DESCRIPTION (provided by applicant): PQD1: Clonal heterogeneity and targeted therapy resistance in melanoma. Molecular instability of cancer cells generates diversity that, in turn, enables tumor evolution. A strong selective pressure from targeted therapies can provide dramatic clinical responses but also drive such evolution to yield rapid drug resistant tumor growth. To effectively address this key challenge of modern day oncology, it is imperative to better understand the basic mechanisms underlying evolution of resistance in patients in vivo. We hypothesize that development of clinical resistance to targeted therapy in advanced cancers is a function of marked tumor heterogeneity and clonal selection rather than cellular adaptation to therapeutic pressure. Our proposal will test this hypothesis using targeted inhibition of oncogenic BRAF in melanoma as a model system. To achieve this we will employ a highly innovative approach that combines flow cytometry-based sorting of tumor nuclei directly from solid tumor archived paraffin-embedded clinical samples with next generation sequencing, providing a unique opportunity to exploit the extensive Mayo Clinic resources of archived clinically annotated melanoma tissues. Genomic sequence data obtained in these experiments from distinct clonal tumor populations sorted from a series of patient matched sensitive and resistant tissues will be used to define clonal tumor lineages and respective molecular events associated with resistance. We will also leverage the novel and robust informatics resources of our Stand Up To Cancer (SU2C) Melanoma Dream Team effort for clinically relevant interpretation of genomic data in this proposal. Finally, we will explore approaches to modulate development of resistance arising in patients in vivo in a unique, highly clinically relevant anima model system. Using tumorgrafts derived from patient's matched pre-treatment (sensitive) and relapsed (resistant) tissues, we will test the effects of altering drug dose and timing and explore rational combination treatments based on genomic data from paired tissues. The key issue addressed in this proposal holds relevance not only to melanoma but solid tumors in general. The outcomes of our proposed research have potential to significantly impact our understanding of drug resistance and the development of clinically relevant approaches to overcome it, which is of particular relevance as numerous targeted agents are reaching the clinic.
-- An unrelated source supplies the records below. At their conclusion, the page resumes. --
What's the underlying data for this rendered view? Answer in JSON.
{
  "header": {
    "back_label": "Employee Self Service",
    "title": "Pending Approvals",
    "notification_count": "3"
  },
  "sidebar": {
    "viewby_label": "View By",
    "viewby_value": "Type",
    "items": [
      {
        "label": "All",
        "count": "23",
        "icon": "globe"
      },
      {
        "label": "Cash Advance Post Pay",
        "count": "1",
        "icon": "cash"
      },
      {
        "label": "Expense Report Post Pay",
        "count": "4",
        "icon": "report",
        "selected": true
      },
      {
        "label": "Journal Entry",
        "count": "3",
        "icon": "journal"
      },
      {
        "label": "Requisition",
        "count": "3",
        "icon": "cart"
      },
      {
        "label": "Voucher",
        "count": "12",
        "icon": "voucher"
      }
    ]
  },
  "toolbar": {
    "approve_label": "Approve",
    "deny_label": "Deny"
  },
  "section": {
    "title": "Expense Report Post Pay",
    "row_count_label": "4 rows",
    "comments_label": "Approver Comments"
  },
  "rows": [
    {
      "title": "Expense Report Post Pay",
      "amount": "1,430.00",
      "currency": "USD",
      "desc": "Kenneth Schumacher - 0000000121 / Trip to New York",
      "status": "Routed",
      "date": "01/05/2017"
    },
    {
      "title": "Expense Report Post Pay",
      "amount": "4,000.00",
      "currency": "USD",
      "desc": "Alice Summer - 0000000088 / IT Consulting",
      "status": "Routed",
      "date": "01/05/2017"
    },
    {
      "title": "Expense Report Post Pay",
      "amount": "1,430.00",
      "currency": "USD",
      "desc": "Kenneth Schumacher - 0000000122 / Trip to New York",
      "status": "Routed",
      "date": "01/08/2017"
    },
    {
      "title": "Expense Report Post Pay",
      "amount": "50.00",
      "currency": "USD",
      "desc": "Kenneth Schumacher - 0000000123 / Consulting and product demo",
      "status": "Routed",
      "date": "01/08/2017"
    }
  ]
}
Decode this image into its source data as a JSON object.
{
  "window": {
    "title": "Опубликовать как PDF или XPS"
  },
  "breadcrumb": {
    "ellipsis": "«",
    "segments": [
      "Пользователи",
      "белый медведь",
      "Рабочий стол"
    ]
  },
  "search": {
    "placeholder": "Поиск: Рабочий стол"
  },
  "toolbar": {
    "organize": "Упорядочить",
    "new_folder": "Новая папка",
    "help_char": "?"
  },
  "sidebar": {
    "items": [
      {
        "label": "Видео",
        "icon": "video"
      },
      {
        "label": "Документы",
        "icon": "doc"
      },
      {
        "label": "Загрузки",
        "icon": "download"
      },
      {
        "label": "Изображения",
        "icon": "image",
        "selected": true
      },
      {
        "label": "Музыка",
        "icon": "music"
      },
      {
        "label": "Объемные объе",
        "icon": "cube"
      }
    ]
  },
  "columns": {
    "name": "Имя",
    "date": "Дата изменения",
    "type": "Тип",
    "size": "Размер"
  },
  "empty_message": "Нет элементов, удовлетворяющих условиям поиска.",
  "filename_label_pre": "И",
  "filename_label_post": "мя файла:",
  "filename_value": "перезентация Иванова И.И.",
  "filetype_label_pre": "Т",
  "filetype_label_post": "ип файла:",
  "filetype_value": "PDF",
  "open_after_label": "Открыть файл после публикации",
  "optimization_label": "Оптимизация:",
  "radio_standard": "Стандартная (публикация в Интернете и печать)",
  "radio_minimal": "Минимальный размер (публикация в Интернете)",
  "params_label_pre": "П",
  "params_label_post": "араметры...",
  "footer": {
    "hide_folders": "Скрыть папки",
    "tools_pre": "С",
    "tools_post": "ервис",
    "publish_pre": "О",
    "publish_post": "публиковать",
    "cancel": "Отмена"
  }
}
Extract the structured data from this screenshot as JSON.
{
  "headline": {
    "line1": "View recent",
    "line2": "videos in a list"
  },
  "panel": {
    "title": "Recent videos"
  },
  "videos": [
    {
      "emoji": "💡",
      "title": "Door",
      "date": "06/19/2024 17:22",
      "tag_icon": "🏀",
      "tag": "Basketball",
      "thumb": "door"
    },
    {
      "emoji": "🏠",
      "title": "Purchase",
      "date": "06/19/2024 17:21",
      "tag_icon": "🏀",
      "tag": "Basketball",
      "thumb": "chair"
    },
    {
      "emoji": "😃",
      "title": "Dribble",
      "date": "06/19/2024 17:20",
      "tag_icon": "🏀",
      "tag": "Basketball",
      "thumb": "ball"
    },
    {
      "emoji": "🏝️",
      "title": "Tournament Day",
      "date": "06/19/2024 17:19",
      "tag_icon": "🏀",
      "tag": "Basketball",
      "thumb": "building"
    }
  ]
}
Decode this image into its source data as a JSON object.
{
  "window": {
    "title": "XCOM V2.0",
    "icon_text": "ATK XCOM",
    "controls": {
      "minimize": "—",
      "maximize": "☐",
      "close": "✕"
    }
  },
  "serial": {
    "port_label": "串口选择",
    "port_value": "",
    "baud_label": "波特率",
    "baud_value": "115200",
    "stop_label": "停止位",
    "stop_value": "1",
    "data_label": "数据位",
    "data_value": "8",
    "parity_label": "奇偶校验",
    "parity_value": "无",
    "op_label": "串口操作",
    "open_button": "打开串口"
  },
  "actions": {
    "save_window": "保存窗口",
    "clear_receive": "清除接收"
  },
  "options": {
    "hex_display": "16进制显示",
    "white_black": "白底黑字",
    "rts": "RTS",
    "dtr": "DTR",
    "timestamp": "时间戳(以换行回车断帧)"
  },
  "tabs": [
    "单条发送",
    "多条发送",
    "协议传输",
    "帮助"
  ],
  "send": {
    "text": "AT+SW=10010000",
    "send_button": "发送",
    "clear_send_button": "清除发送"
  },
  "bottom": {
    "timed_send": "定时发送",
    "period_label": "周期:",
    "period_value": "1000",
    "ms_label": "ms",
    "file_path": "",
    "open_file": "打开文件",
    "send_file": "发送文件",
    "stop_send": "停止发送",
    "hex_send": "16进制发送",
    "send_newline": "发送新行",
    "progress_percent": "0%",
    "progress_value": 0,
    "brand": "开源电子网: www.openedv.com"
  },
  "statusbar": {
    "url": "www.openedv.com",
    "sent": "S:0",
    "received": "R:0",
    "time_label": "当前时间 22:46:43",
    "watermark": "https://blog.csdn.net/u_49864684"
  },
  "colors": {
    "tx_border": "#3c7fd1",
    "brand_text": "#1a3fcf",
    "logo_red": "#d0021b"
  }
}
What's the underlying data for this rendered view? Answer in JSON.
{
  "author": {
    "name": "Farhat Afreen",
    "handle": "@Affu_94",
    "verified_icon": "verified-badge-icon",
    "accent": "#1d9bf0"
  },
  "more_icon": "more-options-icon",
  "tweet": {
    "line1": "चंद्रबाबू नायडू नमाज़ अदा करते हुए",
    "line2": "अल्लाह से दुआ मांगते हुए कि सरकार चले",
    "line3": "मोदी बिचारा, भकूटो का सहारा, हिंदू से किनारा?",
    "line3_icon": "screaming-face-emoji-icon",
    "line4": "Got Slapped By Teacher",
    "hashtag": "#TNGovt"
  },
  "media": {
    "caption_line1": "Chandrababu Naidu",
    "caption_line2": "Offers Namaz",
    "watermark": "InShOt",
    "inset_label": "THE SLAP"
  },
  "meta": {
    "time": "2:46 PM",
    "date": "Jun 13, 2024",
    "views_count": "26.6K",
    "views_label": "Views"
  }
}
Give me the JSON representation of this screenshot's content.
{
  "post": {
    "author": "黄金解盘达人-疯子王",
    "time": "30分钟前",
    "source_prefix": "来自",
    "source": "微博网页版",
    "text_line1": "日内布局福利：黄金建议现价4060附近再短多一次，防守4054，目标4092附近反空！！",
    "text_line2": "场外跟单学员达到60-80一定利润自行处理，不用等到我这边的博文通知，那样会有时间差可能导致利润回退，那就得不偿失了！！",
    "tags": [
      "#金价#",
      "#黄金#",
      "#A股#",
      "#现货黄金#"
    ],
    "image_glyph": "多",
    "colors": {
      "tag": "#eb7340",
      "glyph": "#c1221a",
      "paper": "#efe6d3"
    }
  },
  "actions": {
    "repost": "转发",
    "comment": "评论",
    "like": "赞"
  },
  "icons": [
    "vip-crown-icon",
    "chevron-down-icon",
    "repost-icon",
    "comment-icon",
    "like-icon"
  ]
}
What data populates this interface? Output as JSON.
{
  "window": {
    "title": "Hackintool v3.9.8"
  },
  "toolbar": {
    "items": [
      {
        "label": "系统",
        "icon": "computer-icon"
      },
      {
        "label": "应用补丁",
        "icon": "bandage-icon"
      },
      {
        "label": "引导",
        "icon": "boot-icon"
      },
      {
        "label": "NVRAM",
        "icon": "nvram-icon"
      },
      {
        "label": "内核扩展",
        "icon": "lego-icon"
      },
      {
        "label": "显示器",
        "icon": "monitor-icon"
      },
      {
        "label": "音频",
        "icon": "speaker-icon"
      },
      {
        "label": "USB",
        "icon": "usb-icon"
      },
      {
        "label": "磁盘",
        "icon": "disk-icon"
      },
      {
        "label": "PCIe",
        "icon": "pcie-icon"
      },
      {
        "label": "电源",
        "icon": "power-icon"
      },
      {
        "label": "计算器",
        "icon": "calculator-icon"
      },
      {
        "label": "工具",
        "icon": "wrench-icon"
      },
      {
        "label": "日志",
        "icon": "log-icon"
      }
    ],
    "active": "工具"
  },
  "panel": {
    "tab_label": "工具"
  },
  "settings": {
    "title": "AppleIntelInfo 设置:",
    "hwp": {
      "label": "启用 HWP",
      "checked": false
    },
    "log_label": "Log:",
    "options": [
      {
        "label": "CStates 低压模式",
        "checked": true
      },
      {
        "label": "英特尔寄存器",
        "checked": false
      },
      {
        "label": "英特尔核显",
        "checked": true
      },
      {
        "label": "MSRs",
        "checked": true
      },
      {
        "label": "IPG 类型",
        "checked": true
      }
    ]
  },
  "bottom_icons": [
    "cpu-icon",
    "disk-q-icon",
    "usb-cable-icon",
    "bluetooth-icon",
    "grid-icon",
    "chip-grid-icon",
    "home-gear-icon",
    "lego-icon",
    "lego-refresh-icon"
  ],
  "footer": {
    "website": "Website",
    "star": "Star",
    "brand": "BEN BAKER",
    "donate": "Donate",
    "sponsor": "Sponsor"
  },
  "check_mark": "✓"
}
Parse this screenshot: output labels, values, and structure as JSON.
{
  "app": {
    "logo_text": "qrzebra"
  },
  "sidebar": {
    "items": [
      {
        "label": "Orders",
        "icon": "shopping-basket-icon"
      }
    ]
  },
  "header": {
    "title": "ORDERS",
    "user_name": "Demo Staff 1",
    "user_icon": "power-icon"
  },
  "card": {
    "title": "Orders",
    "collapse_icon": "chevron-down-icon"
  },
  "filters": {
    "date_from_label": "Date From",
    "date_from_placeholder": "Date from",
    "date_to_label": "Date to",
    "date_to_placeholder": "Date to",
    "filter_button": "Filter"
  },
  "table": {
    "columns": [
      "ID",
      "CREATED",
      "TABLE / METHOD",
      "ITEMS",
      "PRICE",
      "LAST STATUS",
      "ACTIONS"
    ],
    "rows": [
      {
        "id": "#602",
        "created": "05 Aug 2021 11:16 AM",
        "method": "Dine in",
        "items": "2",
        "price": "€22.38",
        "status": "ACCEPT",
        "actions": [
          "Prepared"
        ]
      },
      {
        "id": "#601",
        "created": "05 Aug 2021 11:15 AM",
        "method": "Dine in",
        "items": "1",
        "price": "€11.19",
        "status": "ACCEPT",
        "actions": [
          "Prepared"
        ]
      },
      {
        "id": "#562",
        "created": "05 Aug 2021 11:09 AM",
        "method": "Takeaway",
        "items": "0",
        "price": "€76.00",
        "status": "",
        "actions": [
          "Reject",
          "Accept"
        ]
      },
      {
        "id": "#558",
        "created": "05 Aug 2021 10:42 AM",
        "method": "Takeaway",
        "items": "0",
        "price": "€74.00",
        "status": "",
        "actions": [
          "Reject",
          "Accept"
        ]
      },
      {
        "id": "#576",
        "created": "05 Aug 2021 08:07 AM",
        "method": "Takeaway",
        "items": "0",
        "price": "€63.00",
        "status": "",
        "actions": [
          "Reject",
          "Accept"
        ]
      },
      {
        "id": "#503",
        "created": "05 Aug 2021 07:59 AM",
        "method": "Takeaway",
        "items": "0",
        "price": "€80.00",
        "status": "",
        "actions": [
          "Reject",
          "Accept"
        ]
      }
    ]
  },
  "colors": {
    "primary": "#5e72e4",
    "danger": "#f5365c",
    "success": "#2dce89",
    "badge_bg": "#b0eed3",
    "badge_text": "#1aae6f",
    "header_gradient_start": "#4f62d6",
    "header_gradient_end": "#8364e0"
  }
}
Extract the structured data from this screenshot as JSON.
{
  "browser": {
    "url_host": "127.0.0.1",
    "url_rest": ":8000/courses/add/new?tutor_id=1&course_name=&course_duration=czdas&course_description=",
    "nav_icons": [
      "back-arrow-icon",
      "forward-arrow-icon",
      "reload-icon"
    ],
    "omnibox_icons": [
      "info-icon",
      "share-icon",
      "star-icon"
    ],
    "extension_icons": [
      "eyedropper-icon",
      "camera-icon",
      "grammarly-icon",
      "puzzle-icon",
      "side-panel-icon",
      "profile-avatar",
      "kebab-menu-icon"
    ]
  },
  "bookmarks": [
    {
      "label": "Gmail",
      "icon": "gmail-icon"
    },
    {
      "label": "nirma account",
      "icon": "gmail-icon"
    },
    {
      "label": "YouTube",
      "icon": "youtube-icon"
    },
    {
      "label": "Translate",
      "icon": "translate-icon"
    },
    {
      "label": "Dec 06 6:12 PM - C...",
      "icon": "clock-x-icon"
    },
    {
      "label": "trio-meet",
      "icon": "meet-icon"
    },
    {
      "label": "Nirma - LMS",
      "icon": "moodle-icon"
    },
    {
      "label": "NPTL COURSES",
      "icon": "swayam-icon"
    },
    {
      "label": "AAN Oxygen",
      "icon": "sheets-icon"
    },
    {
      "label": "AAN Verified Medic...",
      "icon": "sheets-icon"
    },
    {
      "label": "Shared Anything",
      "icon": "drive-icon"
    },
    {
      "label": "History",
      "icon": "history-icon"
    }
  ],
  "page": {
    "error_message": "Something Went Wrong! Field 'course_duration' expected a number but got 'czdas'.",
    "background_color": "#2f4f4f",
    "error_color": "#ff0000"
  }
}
描述(申请人提供)：PQD1：黑色素瘤的克隆性异质性和靶向治疗耐药性。癌细胞的分子不稳定会产生多样性，进而使肿瘤进化成为可能。来自靶向治疗的强大选择压力可以提供戏剧性的临床反应，但也可以推动这种进化，以产生快速的耐药肿瘤生长。为了有效地应对现代肿瘤学的这一关键挑战，必须更好地了解患者体内耐药进化的基本机制。我们假设，晚期癌症患者对靶向治疗的临床耐药性的形成是肿瘤显着异质性和克隆选择的结果，而不是细胞对治疗压力的适应。我们的建议将使用靶向抑制黑色素瘤致癌BRAF作为模型系统来检验这一假说。为了实现这一目标，我们将采用一种高度创新的方法，将直接从实体瘤存档石蜡包埋临床样本中对肿瘤细胞核进行基于流式细胞术的分类与下一代测序相结合，提供一个独特的机会来开发存档的临床注释黑色素瘤组织的广泛的梅奥诊所资源。在这些实验中，从一系列患者匹配的敏感和耐药组织中分离的不同克隆性肿瘤群体中获得的基因组序列数据将用于确定克隆性肿瘤谱系和与耐药相关的相应分子事件。我们还将利用我们的抗癌(SU2C)黑色素瘤梦想团队努力的新颖和强大的信息学资源，对该提案中的基因组数据进行临床相关的解释。最后，我们将探索在一个独特的、与临床高度相关的动物模型系统中调节患者体内产生的耐药性发展的方法。使用来自患者匹配的治疗前(敏感)和复发(耐药)组织的肿瘤移植，我们将测试改变药物剂量和时机的效果，并探索 根据配对组织的基因组数据进行合理的组合治疗。这项提案中涉及的关键问题不仅与黑色素瘤有关，而且与实体肿瘤总体上有关。我们建议的研究结果有可能显著影响我们对耐药性的理解和克服它的临床相关方法的开发，这一点特别相关，因为许多靶向药物正在进入临床。